En la parábola de los dos hijos, Jesús plantea dos preguntas: ¿Cuál de los dos hijos, según las convenciones sociales de la época, actuó de manera correcta? Y en la segunda cambia de perspectiva: ¿Cuál hizo la voluntad de su padre? En el primer hijo, que solo obedece de palabra y responde «bien», están representados los jefes de Israel, mientras que en el hijo obediente después de su negativa son acogidos los pecadores que decidieron seguir a Jesús. De algún modo, .
En el tiempo de Jesús, el legalismo solía poner la recta doctrina como uno de sus pilares, creando una mentalidad centrada solo en las apariencias.
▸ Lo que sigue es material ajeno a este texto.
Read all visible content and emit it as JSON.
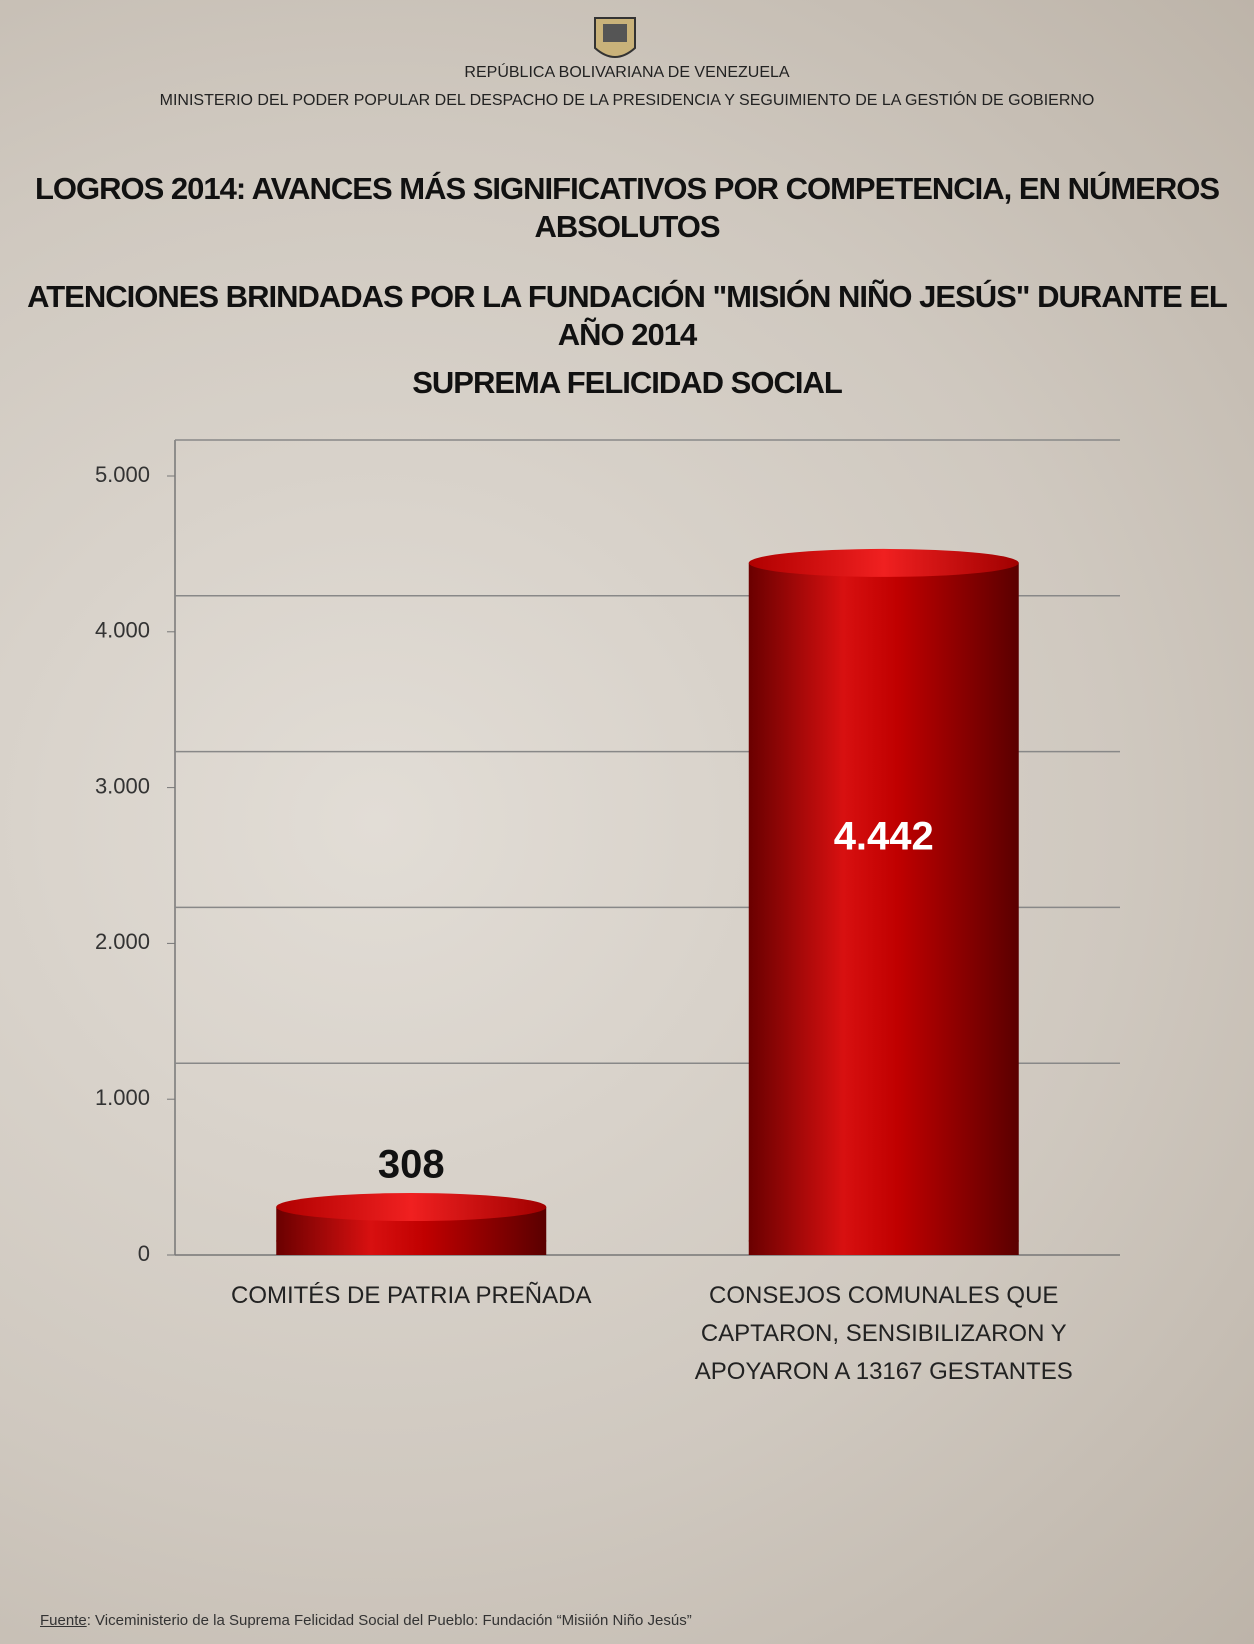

Jesús, que escudriña y sondea los corazones, sabe que el hijo verdadero es el que se negó, pero terminó por practicar la justicia y la voluntad de su padre. Porque para Dios lo que importa no es lo externo, sino lo que hay en el corazón del hombre. Es más, el que honra a Dios no es el que cumple únicamente con los rezos, los rosarios, la misa dominical o los actos de piedad. Si bien esas cosas son buenas, si no terminan en un fiel compromiso y actos concretos de caridad con el prójimo no sirven de nada.
Debemos estar atentos a no ser tentados como el hijo que respondió correctamente, porque podemos caer en la presunción de que no necesitamos conversión, en la desidia de no advertir los propios pecados y defectos o justificar las debilidades sin intentar una renovación espiritual o, lo que es peor, pensar que la conversión y la penitencia son para los demás, pero no para mí. Sin duda que Jesús quiere desenmascarar la hipocresía de los que le dicen «sí» (sacerdotes y fariseos) y acoger o perdonar a aquellos que, sintiéndose pecadores, luchan por alcanzar una sincera conversión.
«Les aseguro que los publicanos y las prostitutas llegan antes que ustedes al Reino de Dios» (Mt 21, 31).